Dicono di essere "moderati" in politica, ma come si vede sono moderati nell'intelligenza. Diciamo che perfino ad alti livelli i nostri intellettuali sono quello che sono. E spesso se ne escono in assurdità fantasiose e controproducenti. Ricorderemo sempre lo stupido "elogio del fumo" spacciato per una libertà minacciata. Roba da non superare l’esame di terza liceo. Sarebbe come se un liberale volesse passare in auto col semaforo rosso per infrangere un "divieto stalinista". Capisco che veniamo da mercanti, importatori, negozianti, agricoltori, artigiani, professionisti e imprenditori. Perché la libertà "pratica" ha sempre preceduto quella "teorica". Però quella gente non era affatto scema, e in passato infatti abbiamo avuto fior di pensatori. Ma oggi? Il livello medio della classe politica e intellettuale liberale appare bassino. In certi casi, si direbbe quasi che si è liberali per una questione più di cuore che di mente. E visto che in un gruppo "moderato" nessuno ti controlla o ti costringe a dichiarare le tue scelte politiche, o a parlare sempre di politica, abbondano gli infiltrati. Che poi si lamenteranno, si piangeranno addosso, ma non faranno mai niente. Von Masoch, più che Freud.

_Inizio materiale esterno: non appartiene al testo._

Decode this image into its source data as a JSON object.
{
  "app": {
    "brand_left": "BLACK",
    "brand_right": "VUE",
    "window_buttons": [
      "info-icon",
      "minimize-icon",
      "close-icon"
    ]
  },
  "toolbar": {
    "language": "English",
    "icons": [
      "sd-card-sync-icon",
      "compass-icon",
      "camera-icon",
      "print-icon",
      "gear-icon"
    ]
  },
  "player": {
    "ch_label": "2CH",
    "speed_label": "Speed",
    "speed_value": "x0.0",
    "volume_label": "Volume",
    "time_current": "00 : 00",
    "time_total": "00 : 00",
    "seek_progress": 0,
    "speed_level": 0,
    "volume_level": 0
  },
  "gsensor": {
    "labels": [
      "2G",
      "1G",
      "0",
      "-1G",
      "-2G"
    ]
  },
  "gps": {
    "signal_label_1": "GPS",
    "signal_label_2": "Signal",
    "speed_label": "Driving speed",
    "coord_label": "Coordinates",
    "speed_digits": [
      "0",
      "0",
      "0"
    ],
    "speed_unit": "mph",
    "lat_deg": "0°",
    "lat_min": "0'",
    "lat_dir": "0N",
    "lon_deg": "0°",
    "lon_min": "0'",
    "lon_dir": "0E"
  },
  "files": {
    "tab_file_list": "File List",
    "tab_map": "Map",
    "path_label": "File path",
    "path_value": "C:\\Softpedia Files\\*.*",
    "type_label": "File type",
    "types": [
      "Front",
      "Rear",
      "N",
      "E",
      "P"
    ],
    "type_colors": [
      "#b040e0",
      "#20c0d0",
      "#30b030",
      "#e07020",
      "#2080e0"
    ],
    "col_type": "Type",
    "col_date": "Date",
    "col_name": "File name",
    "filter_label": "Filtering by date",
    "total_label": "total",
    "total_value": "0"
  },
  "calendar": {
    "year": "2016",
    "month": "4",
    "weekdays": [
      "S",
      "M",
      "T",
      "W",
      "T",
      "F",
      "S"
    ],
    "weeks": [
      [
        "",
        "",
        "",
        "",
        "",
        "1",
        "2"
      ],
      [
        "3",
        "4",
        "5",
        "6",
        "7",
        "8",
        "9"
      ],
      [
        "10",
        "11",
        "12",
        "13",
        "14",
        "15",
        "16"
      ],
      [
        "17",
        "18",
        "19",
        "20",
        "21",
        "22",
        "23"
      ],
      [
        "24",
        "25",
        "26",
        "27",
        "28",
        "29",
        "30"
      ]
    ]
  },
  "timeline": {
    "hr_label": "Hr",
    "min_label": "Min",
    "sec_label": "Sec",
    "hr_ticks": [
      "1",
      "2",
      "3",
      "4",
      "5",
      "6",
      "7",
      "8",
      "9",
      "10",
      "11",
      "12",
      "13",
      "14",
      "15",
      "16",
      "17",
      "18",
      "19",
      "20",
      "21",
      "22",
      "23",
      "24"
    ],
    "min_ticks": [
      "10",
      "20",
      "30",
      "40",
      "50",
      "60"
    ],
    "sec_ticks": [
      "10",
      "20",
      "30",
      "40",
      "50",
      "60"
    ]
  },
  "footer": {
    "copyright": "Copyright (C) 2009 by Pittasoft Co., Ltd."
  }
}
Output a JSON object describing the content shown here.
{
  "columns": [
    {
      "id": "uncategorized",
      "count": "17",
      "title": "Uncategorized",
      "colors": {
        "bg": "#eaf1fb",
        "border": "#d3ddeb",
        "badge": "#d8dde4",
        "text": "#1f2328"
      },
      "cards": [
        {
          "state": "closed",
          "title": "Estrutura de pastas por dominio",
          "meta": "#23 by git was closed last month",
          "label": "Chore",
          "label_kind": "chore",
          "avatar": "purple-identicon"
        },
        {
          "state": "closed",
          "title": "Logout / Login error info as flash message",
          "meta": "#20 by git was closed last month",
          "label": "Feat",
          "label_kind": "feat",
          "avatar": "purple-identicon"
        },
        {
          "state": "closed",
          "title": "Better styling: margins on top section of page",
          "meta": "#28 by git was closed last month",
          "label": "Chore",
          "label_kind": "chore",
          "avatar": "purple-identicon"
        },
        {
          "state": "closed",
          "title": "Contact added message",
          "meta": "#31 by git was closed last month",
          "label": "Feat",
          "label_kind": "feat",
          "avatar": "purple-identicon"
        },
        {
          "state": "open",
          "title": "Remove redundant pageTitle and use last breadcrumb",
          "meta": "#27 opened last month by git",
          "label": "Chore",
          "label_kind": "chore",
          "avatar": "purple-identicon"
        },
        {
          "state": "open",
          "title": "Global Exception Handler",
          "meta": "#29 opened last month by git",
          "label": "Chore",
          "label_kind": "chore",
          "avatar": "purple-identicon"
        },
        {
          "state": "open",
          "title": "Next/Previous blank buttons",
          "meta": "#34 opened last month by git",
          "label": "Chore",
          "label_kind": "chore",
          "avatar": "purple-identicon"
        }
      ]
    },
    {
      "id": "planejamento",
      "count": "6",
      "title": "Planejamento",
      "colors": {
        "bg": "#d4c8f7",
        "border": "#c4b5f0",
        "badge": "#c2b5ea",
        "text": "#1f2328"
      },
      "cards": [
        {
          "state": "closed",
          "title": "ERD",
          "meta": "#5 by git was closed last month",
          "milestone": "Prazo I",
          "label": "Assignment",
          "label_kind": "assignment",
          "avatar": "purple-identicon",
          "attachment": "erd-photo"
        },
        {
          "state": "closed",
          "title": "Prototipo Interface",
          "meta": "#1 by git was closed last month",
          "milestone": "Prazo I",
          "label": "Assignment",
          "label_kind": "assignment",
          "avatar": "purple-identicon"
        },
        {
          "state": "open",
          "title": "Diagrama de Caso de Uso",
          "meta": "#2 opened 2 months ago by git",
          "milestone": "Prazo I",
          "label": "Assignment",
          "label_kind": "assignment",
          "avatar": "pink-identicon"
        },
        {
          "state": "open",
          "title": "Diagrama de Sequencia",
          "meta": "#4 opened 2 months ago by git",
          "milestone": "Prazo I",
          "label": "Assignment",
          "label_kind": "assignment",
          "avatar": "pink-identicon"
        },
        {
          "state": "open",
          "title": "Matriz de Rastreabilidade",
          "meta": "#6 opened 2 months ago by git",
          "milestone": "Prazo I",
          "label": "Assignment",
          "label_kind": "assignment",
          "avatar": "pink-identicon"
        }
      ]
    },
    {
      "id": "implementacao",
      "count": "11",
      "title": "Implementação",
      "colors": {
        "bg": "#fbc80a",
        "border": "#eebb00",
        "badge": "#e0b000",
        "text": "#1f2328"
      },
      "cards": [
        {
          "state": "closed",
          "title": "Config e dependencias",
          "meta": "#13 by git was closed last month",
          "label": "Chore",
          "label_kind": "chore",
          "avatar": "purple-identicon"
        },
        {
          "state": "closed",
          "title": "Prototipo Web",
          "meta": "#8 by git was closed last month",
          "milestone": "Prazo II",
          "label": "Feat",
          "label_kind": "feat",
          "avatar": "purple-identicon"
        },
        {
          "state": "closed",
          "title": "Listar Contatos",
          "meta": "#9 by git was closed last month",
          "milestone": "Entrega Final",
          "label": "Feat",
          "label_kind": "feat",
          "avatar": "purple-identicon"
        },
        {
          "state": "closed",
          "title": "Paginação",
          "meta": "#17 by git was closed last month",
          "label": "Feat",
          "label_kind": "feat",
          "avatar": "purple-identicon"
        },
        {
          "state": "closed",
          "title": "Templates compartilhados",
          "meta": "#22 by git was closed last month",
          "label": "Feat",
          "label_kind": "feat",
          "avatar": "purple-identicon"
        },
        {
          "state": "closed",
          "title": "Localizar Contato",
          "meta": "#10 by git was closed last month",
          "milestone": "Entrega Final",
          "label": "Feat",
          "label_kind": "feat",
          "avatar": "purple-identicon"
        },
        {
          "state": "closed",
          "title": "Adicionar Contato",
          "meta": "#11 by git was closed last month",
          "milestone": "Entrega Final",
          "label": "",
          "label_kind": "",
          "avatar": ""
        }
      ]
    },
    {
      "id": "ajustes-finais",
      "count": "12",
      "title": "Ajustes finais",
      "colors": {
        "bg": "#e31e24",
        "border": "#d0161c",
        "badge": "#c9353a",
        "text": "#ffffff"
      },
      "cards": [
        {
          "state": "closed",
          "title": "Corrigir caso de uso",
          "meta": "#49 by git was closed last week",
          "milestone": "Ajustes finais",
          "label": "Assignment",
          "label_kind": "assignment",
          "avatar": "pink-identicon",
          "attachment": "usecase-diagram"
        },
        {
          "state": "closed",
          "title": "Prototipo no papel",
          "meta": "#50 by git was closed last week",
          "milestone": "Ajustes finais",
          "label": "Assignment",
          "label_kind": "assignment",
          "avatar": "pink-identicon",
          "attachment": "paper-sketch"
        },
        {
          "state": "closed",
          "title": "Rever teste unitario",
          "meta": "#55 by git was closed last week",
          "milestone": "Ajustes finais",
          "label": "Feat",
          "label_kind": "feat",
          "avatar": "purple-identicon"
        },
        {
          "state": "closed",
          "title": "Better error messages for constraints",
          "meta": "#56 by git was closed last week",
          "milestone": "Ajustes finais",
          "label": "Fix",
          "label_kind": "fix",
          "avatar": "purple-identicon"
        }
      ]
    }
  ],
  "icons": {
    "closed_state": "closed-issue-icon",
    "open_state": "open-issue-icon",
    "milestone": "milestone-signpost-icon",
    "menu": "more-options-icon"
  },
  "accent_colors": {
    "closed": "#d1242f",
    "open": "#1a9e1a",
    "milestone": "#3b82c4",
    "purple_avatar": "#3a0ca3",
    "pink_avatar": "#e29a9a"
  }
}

E c'è chi, in provincia e nel Sud, pur di essere "presidente" o "segretario" di qualcosa, si accontenta di una sigletta-fantasma da 0,1 o 0,3 per cento, evitando come la morte la propaganda, rifiutandosi di far conoscere il liberalismo alla gente, anzi tagliando le gambe ai giovani e ai volonterosi, impedendo come il personaggio del Gattopardo che qualcosa cambi, si maturi, si accresca, si diffonda tra gli italiani. Stupidi? No, mediocri consapevoli: "Finché la mia sigla resterà minuscola e virtuale non farà gola a nessuno, e dunque nessuno più bravo di me mi caccerà, anche se come segretario sono una nullità..." "Liberali" del terzo tipo: più che da poltrone, da indirizzo postale virtuale.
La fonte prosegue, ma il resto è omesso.